Audiencia a obispos brasileños en visita ad limina
CIUDAD DEL VATICANO, domingo 15 de noviembre de 2009
ZENIT.org
CIUDAD DEL VATICANO, domingo 15 de noviembre de 2009
ZENIT.org
Señor Cardenal,
Queridos arzobispos y obispos de Brasil,
En medio de la visita que estáis cumpliendo ad limina Apostolorum, os habéis reunido hoy para subir a la Casa del Sucesor de Pedro, que con los brazos abiertos os acoge a todos vosotros, estimados Pastores de la Región Sur 1, en el Estado de São Paulo. Allí se encuentra el importante centro de acogida y evangelización que es el Santuario de Nuestra Señora Aparecida, donde tuve la alegría de estar en mayo de 2007 para la inauguración de la Quinta Conferencia del Episcopado Latino-Americano y del Caribe. Hago votos para que la semilla entonces lanzada pueda dar válidos frutos para el bien espiritual y también social de las poblaciones de ese prometedor Continente, de la querida Nación brasileña y de vuestro Estado Federal. Ellos “tienen derecho a una vida plena, propia de los hijos de Dios, con condiciones más humanas: libres de la amenaza del hambre y de toda forma de violencia [Discurso inaugural (13/V/2007), n.4]. Una vez más, deseo agradecer todo lo que se realizó con tan gran generosidad y renovar mi cordial saludo a vosotros y a vuestras diócesis, recordando de modo especial a los sacerdotes, los consagrados y consagradas y los fieles laicos que os ayudan en la obra de la evangelización y la animación cristiana de la sociedad.

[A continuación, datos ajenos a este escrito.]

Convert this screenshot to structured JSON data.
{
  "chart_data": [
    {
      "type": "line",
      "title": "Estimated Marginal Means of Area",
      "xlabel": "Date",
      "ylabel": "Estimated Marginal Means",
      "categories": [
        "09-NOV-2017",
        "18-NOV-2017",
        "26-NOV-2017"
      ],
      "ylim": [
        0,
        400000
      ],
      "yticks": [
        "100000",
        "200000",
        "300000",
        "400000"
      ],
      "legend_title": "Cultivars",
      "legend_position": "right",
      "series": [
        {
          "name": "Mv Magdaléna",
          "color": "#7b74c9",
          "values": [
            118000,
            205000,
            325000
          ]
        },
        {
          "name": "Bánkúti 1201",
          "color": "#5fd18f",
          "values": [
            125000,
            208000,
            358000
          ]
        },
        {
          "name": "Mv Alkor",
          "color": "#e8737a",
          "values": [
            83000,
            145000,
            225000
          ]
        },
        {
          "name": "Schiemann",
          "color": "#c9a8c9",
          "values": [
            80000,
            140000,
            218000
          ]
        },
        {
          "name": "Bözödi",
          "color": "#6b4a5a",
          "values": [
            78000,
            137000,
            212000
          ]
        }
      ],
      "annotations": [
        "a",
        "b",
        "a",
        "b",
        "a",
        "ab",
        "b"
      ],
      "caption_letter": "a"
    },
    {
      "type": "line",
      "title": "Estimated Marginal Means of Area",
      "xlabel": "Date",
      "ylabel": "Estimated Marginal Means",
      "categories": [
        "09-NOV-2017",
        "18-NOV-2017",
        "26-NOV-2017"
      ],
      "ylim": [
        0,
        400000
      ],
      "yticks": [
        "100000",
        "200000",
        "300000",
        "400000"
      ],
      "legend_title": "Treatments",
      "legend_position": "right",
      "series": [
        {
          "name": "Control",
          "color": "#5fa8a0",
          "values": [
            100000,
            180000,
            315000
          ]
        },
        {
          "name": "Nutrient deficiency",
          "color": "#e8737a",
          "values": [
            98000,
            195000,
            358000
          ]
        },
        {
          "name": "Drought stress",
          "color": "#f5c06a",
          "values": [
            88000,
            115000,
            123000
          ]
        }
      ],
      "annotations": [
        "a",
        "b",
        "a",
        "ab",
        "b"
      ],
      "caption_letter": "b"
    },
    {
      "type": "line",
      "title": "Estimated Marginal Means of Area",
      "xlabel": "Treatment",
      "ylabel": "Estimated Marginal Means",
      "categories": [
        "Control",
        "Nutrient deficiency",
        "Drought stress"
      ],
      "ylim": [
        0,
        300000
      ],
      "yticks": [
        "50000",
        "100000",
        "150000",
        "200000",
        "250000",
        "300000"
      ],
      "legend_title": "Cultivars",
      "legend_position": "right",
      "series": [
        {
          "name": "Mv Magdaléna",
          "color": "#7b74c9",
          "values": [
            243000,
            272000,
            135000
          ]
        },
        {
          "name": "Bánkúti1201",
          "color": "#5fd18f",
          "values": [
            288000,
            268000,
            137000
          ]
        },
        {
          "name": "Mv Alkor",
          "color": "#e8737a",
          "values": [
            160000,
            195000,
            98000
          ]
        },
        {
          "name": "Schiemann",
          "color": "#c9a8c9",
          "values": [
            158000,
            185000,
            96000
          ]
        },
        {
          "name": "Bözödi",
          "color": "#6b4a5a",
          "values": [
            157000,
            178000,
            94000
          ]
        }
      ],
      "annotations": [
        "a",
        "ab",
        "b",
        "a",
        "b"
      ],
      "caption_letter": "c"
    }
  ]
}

Vuestro pueblo abriga en el corazón un gran sentimiento religioso y nobles tradiciones, arraigadas en el cristianismo, que se expresan en sentidas y genuinas manifestaciones religiosas y civiles. Se trata de un patrimonio rico en valores que vosotros -como muestran los relatores, y don Nelson refería en el amable saludo que en vuestro nombre acaba de dirigirme- procuráis mantener, defender, extender, profundizar, vivificar. Al regocijarme vivamente con todo esto, os exhorto a proseguir esta obra de constante y metódica evangelización, conscientes de que la formación verdaderamente cristiana de la conciencia es decisiva para una profunda vida de fe y también para la madurez social y el verdadero y equilibrado bienestar de la comunidad humana.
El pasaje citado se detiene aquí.